We live in packs as much as dogs or wolves, it sometimes seems, and like them need to be clear at all times about who’s the alpha dog. It’s a practical matter. For Carol, as long as I was in the pack, Zack’s ongoing presence only confused the question of authority. He didn’t announce his departure or even discuss it with us and didn’t leave a note behind to explain or say goodbye. Simply, one morning, a week after Charles’s breakout, Zack and his few possessions and clothes were gone.

“I guess he felt crowded here,” Carol said and shrugged. That same night I moved from the living room sofa to Carol’s bedroom, and the next morning at breakfast, Bettina said to me, “I like it better now, with you and Mommy together and him gone.” Bettina had learned early, practically from infancy, to be scared of men. It had always been men who took her mother from her, stuck her with her aunt or her grandmother while her mother behind closed doors did mysterious, private business with the men. Or if, like Zack, the men stuck around, they talked too much and treated her as if she were an inconvenience. They were too large, had rough cheeks and hands, loud voices, and were often drunk or high on drugs.

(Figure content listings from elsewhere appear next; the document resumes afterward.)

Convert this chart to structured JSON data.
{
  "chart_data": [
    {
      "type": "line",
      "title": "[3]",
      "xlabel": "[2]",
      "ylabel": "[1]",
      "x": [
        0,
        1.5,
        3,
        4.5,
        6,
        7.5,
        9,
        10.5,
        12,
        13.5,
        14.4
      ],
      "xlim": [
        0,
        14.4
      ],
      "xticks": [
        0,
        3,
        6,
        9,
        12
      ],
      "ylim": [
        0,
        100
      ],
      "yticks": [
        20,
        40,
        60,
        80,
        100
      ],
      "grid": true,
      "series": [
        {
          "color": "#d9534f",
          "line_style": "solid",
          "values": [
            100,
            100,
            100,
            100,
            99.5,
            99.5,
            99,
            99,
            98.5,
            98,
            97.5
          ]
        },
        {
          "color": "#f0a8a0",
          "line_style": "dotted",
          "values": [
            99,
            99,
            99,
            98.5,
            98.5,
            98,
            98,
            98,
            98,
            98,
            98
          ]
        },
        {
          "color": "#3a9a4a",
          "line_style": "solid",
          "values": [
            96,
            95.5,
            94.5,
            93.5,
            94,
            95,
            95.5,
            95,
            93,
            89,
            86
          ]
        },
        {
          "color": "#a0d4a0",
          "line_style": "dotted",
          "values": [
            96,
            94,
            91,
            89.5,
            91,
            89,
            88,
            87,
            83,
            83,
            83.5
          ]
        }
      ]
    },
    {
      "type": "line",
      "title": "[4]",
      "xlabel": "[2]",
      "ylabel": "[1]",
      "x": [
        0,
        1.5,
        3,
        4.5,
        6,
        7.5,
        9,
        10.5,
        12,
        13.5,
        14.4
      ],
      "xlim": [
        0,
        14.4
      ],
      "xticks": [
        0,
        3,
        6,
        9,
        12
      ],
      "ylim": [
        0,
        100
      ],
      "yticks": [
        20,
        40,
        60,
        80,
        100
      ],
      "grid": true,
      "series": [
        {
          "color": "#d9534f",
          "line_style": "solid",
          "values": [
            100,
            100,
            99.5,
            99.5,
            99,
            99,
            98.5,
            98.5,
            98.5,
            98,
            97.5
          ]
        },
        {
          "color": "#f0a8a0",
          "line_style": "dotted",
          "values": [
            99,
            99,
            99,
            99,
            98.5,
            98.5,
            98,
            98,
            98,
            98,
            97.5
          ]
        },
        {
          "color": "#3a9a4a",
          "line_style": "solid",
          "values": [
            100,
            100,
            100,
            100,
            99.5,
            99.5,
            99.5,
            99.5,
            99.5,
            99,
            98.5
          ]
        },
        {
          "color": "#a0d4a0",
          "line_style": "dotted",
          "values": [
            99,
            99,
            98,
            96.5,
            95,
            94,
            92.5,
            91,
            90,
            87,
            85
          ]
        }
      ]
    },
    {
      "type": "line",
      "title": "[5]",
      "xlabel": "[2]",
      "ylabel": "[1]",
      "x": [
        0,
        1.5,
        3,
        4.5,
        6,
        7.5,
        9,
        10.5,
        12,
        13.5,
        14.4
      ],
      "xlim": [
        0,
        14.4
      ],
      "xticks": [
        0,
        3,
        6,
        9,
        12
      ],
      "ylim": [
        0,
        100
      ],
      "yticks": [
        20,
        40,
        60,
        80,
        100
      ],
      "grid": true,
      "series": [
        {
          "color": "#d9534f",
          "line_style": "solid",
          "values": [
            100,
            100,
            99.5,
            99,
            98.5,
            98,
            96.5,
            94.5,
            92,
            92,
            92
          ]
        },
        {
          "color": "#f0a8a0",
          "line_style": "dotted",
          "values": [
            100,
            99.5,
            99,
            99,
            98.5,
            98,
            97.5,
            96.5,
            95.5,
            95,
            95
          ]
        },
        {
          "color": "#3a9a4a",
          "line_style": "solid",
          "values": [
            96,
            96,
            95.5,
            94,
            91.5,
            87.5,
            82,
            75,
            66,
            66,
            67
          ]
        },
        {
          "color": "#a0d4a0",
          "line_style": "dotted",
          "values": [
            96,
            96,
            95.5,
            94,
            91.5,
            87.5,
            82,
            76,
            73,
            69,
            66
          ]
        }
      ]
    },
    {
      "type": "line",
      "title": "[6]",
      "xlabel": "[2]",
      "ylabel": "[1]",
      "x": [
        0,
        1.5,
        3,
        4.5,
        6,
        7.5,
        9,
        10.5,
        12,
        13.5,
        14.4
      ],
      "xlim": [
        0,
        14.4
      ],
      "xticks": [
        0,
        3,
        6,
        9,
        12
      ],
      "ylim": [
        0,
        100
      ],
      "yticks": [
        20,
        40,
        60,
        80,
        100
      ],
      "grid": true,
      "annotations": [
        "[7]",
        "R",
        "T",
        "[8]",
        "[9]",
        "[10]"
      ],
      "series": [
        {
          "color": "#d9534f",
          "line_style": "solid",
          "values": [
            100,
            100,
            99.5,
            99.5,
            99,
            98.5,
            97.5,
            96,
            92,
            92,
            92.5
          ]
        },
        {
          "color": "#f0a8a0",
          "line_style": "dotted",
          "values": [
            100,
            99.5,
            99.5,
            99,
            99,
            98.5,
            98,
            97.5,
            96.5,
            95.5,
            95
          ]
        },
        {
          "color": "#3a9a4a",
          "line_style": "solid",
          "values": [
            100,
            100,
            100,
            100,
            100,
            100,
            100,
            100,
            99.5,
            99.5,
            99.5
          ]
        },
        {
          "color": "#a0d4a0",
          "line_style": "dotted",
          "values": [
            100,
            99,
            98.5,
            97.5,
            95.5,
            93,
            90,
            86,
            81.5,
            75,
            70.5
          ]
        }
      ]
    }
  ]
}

Even Zack, who to his credit did try on occasion to pay attention to Bettina, because she was diffident as a cat and withdrawn around him, grew quickly bored and turned his attention elsewhere. With me she was only slightly less suspicious and distant, but I warmed to it; I knew it was merely a self-protective affect that probably resembled mine. Our innate shyness had a hostile edge to it, and she seemed to recognize and like the similarity as much as I, and soon we were like a favorite aunt and favored niece. I was still living off the money Samuel Doe had slipped me for leaving children, husband, and home with minimal fuss, so I didn’t need a job yet and was usually at the apartment when Bettina came home from school and took care of her nights when Carol was at The Pequod.